Great, now one of them is unable to admit what I did (or is simply refusing to) and is blaming it on the shadow.
I know what I did. I may be sorry for it, but that doesn't change the fact I nearly wrenched her shoulder out of place this time. So now I'm forced to wonder if I've raped her a few times on top of it? It sounds like she didn't tell me when it happened, but I've been of the impression that every time has been consentual. PLUS I'm forced to wonder about the times I was told something like this happened while she was with Rob. I mean I don't have any other evidence other than her word.
I need help sorting things out. I know I am to blame for the shoulder being sore, but everything from before has been called into question because of it. Am I really the cause of the rapings or is someone else? Either way, not much can be done about it now... memories are now too twisted to figure out anything. Maybe someone wants to claw me because I actually DID do something she doesn't like and she's been repressing it for a while now. Though I wouldn't be surprised if something like this happened in sixth grade for her either making her not want to be here.
Someone had this to say about the one time Rob got told he couldn't have sex with her for a while: I was told that it was because she was thinking of me that she didn't want to do stuff with him at that moment. Pressure into sex sounds like rape to me, so that's how I addressed it, especially if someone wasn't willing. No I don't like doing that shit and if I have someone tell me somehow. But what exactly happened that night?
Also worrying is studies showing hypnosis ineffective in recalling old memories, and large amounts of reluctance in admitting that details were remembered wrong during it. So.... what the hell was I watching when I saw that psychotherapy room? They were actually hypnotizing the patient and having false memories implanted into their mind so they would be less afraid to accept the other parts of themselves?!
Psychological medicine IS freaky. Very freaky indeed. I for one do not want to be living any sort of lie. That's why I incessantly check anything I think happened against reality. Maybe that's why all that we did online feels so distant. All that we have of it are logs of what was going on, and visual memories of things we saw while it was going on. None of it is a substitute for reality. I used to do so much to verify how realistic my fantasies could actually be, but I always acknowledged my fantasies as fantasies. Just things online could happen more easily than in person as long as they were consentual.

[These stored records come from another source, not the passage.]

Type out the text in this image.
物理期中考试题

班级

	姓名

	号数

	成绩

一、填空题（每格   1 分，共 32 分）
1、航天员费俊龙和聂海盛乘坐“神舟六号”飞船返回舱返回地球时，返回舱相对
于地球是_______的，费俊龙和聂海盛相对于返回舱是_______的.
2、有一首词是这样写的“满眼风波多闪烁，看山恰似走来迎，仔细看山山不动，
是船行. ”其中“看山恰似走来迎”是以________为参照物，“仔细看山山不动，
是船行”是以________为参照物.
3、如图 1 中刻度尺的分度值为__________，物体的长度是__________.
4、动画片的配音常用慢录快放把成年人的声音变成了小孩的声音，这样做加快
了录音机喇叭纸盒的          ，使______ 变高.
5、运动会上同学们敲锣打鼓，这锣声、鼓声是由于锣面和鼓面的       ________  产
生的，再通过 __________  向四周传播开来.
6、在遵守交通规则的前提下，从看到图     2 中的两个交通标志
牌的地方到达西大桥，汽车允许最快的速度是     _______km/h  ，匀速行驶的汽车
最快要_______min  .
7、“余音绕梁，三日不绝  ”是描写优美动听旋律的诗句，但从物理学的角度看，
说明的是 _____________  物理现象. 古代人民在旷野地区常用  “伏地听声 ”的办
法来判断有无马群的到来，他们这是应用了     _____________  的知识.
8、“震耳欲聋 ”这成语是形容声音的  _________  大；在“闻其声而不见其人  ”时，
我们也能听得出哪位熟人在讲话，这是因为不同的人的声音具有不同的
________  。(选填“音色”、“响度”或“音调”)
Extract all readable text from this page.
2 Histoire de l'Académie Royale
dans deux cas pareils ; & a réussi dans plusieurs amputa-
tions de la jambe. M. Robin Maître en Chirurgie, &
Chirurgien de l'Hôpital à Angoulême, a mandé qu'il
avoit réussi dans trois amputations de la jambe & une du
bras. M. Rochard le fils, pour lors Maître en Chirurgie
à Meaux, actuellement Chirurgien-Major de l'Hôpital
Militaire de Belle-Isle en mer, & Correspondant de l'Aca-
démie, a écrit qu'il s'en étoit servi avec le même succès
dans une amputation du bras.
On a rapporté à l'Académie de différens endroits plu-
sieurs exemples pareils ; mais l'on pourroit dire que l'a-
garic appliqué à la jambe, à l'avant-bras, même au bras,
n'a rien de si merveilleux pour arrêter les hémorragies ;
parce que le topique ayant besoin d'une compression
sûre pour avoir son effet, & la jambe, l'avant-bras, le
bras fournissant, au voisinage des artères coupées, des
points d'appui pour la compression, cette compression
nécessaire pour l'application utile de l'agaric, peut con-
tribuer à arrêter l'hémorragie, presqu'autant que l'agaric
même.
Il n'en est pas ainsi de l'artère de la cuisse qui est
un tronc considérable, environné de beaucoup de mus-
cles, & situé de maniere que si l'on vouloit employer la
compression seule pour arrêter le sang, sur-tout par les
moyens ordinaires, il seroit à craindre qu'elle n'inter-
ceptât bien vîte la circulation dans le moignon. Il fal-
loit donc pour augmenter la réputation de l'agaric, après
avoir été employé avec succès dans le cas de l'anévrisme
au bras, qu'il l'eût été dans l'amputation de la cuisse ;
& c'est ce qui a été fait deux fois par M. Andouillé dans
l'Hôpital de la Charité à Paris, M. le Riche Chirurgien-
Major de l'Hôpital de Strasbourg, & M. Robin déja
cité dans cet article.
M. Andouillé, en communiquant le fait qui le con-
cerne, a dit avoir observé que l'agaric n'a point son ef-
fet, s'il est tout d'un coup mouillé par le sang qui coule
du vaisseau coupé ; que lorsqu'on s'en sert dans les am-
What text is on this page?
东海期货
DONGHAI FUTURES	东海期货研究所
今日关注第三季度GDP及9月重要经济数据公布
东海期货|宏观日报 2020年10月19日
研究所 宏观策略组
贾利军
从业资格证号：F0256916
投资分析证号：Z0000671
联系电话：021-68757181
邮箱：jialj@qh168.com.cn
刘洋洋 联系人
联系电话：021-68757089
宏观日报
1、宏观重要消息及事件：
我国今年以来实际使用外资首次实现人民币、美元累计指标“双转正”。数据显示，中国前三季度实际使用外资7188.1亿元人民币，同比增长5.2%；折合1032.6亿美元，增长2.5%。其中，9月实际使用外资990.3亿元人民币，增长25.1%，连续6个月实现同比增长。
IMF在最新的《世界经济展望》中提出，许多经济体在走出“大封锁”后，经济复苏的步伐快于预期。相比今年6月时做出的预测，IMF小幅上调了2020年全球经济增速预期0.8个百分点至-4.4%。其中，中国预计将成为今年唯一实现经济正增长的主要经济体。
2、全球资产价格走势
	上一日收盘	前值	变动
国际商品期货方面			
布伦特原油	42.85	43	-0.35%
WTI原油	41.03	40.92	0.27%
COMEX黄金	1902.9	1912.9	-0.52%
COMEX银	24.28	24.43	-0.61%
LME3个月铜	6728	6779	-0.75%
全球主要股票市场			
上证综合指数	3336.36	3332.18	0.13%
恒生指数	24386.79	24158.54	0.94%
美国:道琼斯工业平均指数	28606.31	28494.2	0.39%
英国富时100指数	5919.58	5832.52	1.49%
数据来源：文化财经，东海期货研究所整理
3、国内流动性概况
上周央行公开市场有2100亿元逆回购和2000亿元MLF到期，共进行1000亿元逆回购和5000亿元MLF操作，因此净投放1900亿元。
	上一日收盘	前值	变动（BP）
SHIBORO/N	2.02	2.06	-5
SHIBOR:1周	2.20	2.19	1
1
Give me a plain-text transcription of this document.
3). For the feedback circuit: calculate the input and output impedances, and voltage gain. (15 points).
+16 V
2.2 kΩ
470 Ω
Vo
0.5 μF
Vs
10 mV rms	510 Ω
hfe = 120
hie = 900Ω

MY MEMORIES SAY I STOPPED HER FROM CHOKING HERSELF AND IN FRUSTRATION FINALLY WRENCHED HER SHOULDER SO SHE COULDN'T CHOKE HERSELF ANYMORE. I trust my memories because she's got a sore left shoulder, the same one I remember wrenching. It's only 4 hours since I did that, far too little time for me to remember it incorrectly. I'm trying to show her why that's such a bad idea even in my frustration- it hurts to die. I hate feeling helpless against the self destructive nature of one's repression and denial of reality. Why must MY sanity be tested along with it? Every single person she has ever met and known in this way has broken down and asked themselves, "WHAT DO I DO?!"
No more going down. We go up from here on out. First, we get insurance looked at. Then, we find someone who can actually help. Finally, she faces her inner demons and either moves on from them, or gives into them entirely. Nobody is to send her to the depths without proper instruction and knowledge. If that means I have to singlehandedly dig up all the information myself, so be it! I either pass or fail right along with her. She might even drive me insane as a result. Just give me the same padded room if that happens. I'm tired of people leaving her just because of these decisions. Everyone deserves someone just as insane as they are.
I am partly scared of her leaving me because I finally do something that drives her away from me. But I won't live in fear of that forever. I'll eventually know if something I'm doing or something I don't play upon finally happens where she ends up wanting to go... because she'll just do it.
Okay if the point hasn't been made yet by this whole entry, here's a few things one can infer about me:
1. I am thinking a great deal about her and moreso every day.
2. I am concerned for her mental health as she fails to be honest with reality.
3. I wanna marry her despite all the shit and everything that might drive ME to the loony bin. I respect anyone with that much power. Besides, I asked her to do it anyway... do I still want to be broken by her?